Rehabilitation after surgery will depend on the particular procedure you had, but soft tissues will take about eight weeks to heal. You may wear a walking boot during this time, and use crutches when walking. A graduated program of exercise will be developed for you.
These should only be done with the approval of your health care practitioner. Always exercise both limbs to avoid developing an imbalance between the legs.
Sit on the floor and stretch one leg out in front of you. Loop a towel around the ball of your foot and your toes and, keeping the leg straight, pull on the ends of the towel to draw your foot towards you. Hold the stretch for 15-30 seconds. Repeat 3 times.
Stand facing a wall and place hands on it for support. Lean forwards until stretch is felt in the calves. Hold for 30 seconds. Bend at knees and hold for a further 30 seconds. Repeat 3 times.

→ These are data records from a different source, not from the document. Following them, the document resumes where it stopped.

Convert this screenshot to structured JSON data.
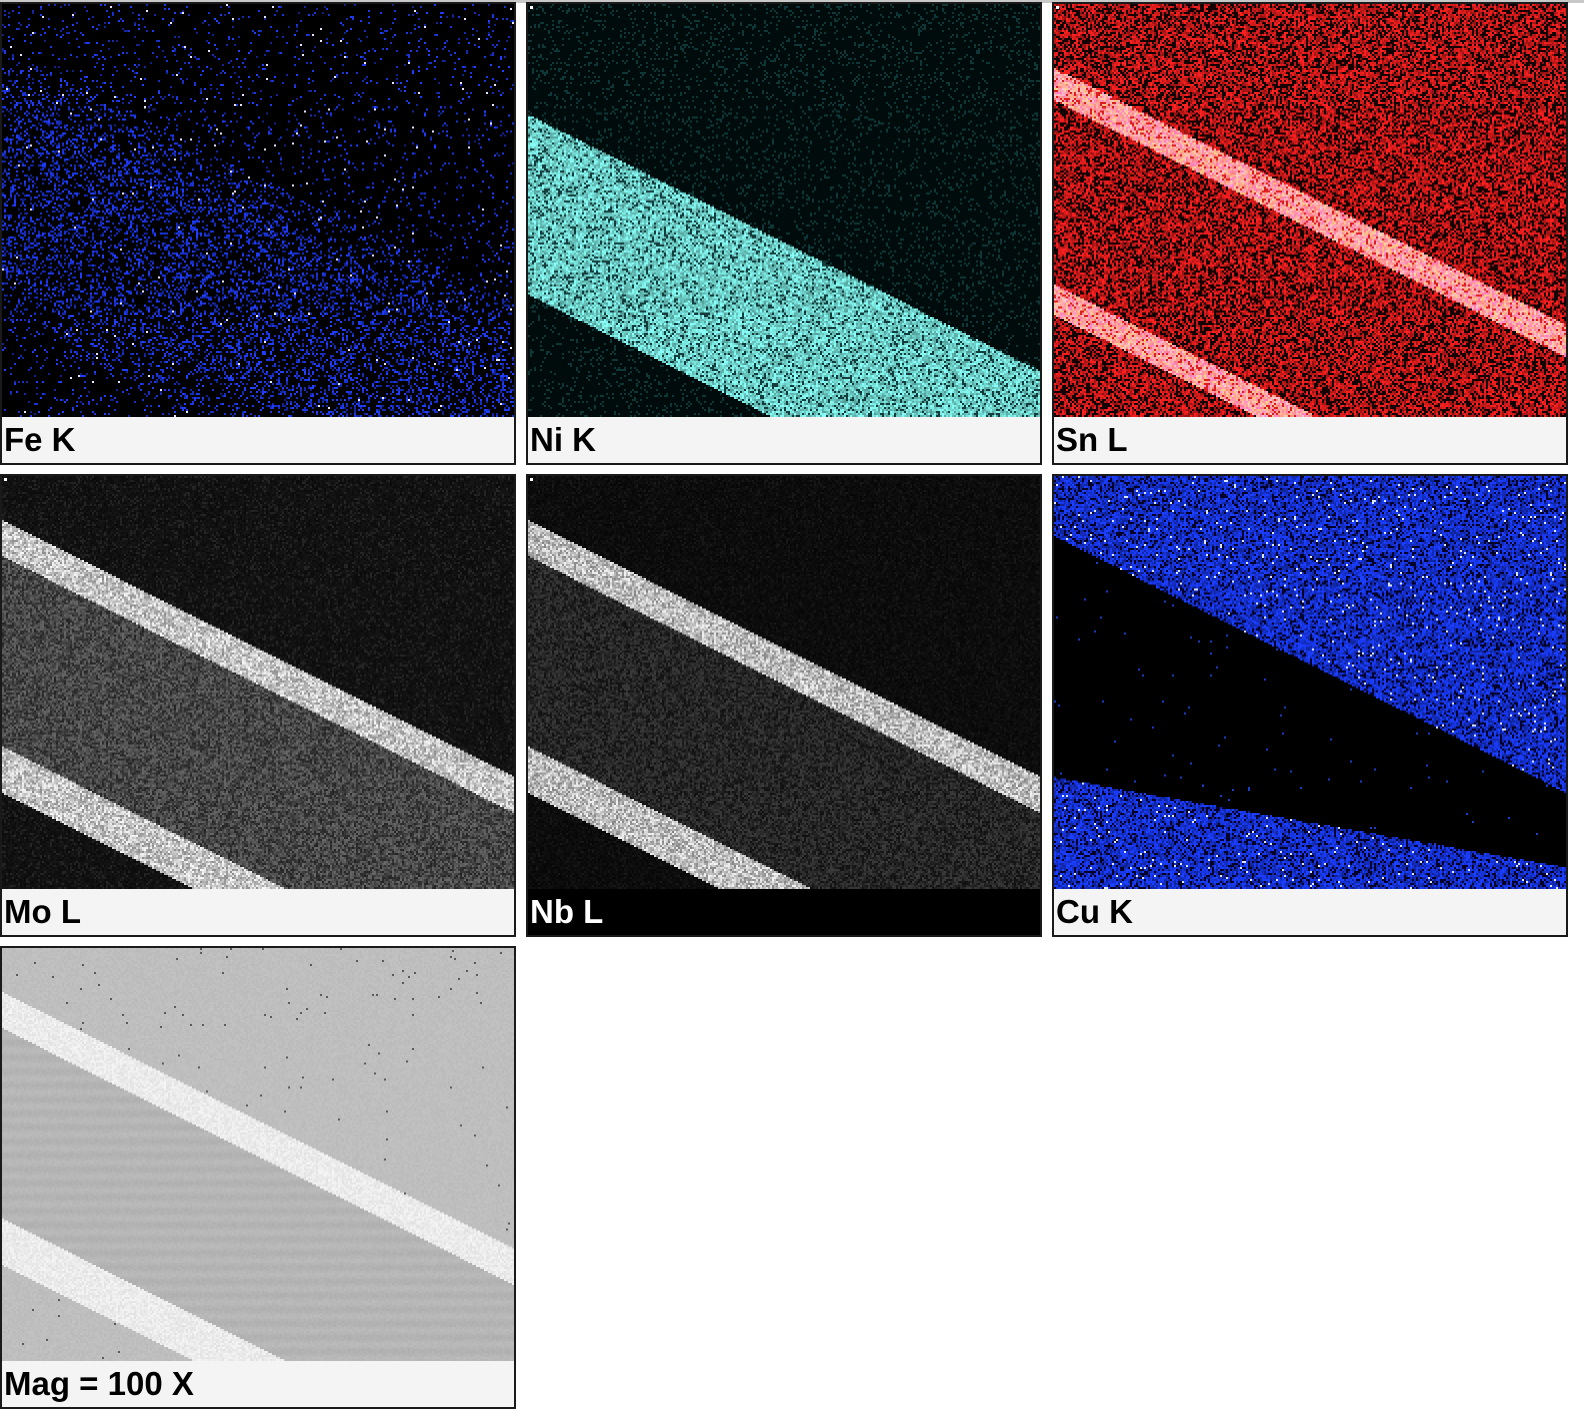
{
  "panels": [
    {
      "label": "Fe K",
      "color": "#1f3cff",
      "caption_style": "light"
    },
    {
      "label": "Ni K",
      "color": "#7ff0e8",
      "caption_style": "light"
    },
    {
      "label": "Sn L",
      "color": "#ff2020",
      "caption_style": "light"
    },
    {
      "label": "Mo L",
      "color": "#d8d8d8",
      "caption_style": "light"
    },
    {
      "label": "Nb L",
      "color": "#e0e0e0",
      "caption_style": "dark"
    },
    {
      "label": "Cu K",
      "color": "#1a3cff",
      "caption_style": "light"
    },
    {
      "label": "Mag = 100 X",
      "color": "#b0b0b0",
      "caption_style": "light"
    }
  ]
}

Stand with your feet shoulder width apart. Lift your heels off the floor as high as possible then slowly lower to the ground. Repeat 10 times for 1 set. Build up to 3 sets.
Side leg raise:
Lie on your side with the injured leg uppermost. Keep the leg straight. Tighten the quadriceps (thigh muscles) of the upper leg and slowly raise the leg about 10 inches. Slowly lower again. Repeat 10 times for 1 set. Do 3 sets.
Begin by standing on one leg for 1 minute. When you can do this easily, progress to doing it with closed eyes.
Stand on one leg and pass a ball around your back. When this becomes easy, do it with closed eyes.
Stand on one leg and pass a ball under the other (raised and bent) leg. When this becomes easy, do it with closed eyes.
A wobble board is very effective for balancing exercises, but can be tricky, so if possible have a physiotherapist show you how to use one properly.